Let’s talk about sex – Bill Condon signe un portrait du célèbre Dr Kinsey qui est à peu près aussi sexy qu’une visite chez le gynéco.

Il a été le premier a oser jeter un regard sous les couvertures des Américain-e-s: Liam Neeson dans le rôle d’Alfred Kinsey (avec Laura Linney).
L’Amérique n’est même pas encore remise de cette célèbre chasse aux sorcières à Hollywood que, en 1948, le docteur Alfred Kinsey se lance sans trop de diplomatie dans un monde peu connu et tenu au secret par les Américains: la sexualité.

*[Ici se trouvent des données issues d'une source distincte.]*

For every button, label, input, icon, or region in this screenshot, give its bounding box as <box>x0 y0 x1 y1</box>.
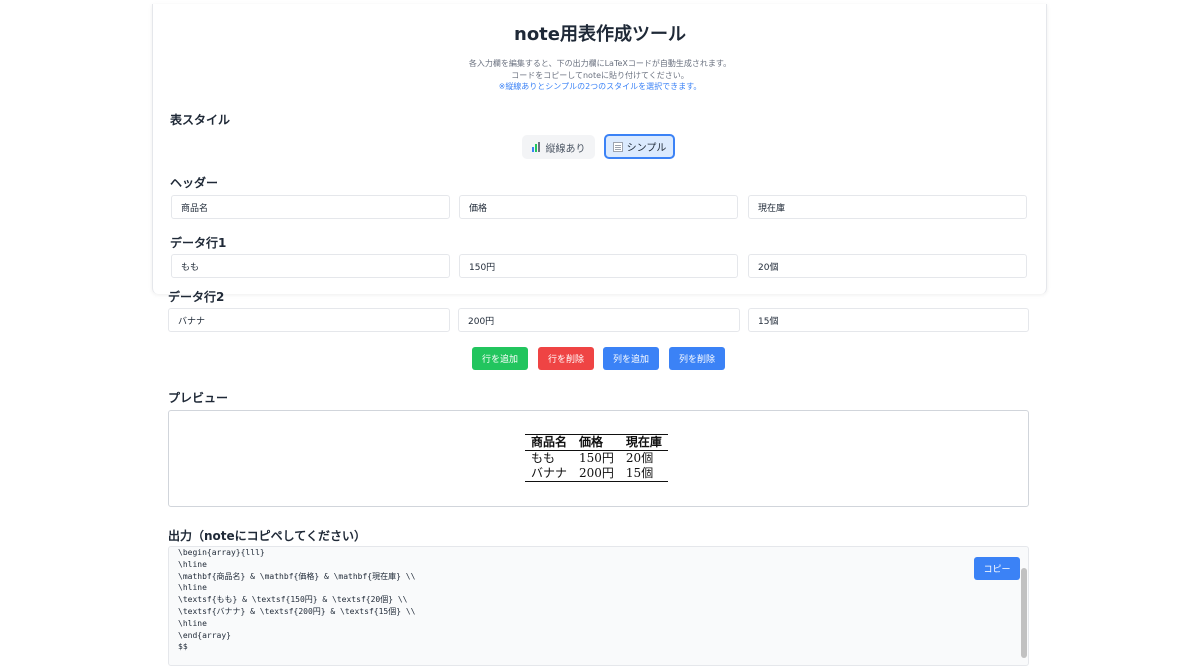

Son ouvrage „Sexual Behavior in the Human Male“ a fait l’effet d’une pierre dans la mare car pour la première fois, un scientifique a étudié le comportement sexuel des Américains. Il en a présenté ses conclusions dans un livre où vagin, pénis, masturbation, homosexualité et autre pénétration ne semblaient plus être des mots vulgaires et interdits. D’enquêtes en interviews, de conclusions en démonstrations, le Dr Kinsey devient rapidement un scientifique célèbre au grand dam de certains conservateurs qui, c’est bien connu, n’ont jamais pratiqué ce genre de „cochonnerie“.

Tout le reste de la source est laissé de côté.